Oft agieren die Täter überregional oder sogar international. Für die Ermittlungsbehörden ist es deshalb schwierig, die gesamten Netzwerke aufzudecken.
Besonders ältere Menschen im Visier
Schockanrufe richten sich häufig gezielt gegen ältere Menschen. Täter nutzen dabei Telefonbücher oder öffentlich zugängliche Daten, um potenzielle Opfer auszuwählen.
Die Betrüger setzen gezielt auf emotionale Manipulation: Zeitdruck, Angst und angebliche Notlagen sollen verhindern, dass Betroffene Rücksprache mit Angehörigen oder Behörden halten.
Prozess könnte bald beginnen
Ob und wann der Prozess beginnt, entscheidet nun das Landgericht Dessau-Roßlau. Sollte die Anklage zugelassen werden, müssen sich die drei Beschuldigten wegen gewerbsmäßigen Betrugs vor Gericht verantworten.
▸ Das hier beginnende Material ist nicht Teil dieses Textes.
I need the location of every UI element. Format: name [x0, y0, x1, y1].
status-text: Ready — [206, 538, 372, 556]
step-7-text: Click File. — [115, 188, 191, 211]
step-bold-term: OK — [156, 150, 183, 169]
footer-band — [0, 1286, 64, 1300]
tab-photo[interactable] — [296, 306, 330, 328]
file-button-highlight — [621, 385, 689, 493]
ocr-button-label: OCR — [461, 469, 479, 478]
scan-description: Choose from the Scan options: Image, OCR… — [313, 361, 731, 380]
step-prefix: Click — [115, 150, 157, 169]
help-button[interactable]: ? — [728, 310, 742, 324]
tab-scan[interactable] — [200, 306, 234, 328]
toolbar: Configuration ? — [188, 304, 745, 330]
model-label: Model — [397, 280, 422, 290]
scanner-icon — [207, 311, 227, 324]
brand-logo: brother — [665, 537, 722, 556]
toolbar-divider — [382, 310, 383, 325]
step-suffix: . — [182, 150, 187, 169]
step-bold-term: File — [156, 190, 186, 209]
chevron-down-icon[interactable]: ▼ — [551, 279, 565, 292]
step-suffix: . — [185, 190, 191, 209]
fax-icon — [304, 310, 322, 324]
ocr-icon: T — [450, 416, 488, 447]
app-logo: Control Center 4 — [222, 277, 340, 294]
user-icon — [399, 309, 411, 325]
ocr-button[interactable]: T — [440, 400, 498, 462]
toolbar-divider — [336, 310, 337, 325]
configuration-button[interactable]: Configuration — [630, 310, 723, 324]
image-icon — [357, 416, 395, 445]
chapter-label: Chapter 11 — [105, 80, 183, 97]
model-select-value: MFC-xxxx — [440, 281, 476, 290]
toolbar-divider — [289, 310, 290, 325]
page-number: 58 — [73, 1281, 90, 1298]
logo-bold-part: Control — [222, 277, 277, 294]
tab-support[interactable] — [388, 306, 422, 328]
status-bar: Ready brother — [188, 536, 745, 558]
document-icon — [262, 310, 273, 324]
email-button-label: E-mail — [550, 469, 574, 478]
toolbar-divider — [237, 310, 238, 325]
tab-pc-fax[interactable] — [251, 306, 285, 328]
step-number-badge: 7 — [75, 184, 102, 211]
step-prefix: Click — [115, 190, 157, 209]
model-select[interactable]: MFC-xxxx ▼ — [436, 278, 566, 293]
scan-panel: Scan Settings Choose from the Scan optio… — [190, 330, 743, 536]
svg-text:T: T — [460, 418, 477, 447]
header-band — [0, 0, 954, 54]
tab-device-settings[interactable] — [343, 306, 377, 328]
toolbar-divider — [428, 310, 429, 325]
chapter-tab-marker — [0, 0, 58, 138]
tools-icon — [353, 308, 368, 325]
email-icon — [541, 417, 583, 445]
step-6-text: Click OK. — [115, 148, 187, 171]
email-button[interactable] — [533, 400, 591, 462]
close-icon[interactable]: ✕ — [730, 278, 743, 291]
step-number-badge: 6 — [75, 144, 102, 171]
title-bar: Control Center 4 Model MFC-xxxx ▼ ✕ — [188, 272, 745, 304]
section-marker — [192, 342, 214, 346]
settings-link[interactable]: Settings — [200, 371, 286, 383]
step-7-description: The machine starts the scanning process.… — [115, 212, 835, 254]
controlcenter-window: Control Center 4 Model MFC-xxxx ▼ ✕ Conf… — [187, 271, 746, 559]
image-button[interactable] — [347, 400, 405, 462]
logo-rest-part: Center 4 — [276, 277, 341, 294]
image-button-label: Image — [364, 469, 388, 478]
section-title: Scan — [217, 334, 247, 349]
Für die Ermittler ist der Fall ein weiterer Hinweis darauf, dass Telefonbetrug weiterhin ein ernstes Problem bleibt. Polizei und Verbraucherschützer raten deshalb, bei unerwarteten Anrufen von angeblichen Behörden oder Banken stets misstrauisch zu sein und im Zweifel sofort aufzulegen.
Denn eines steht fest: Polizei oder Banken verlangen niemals am Telefon Bargeld, Schmuck oder Gold zur „Sicherung“.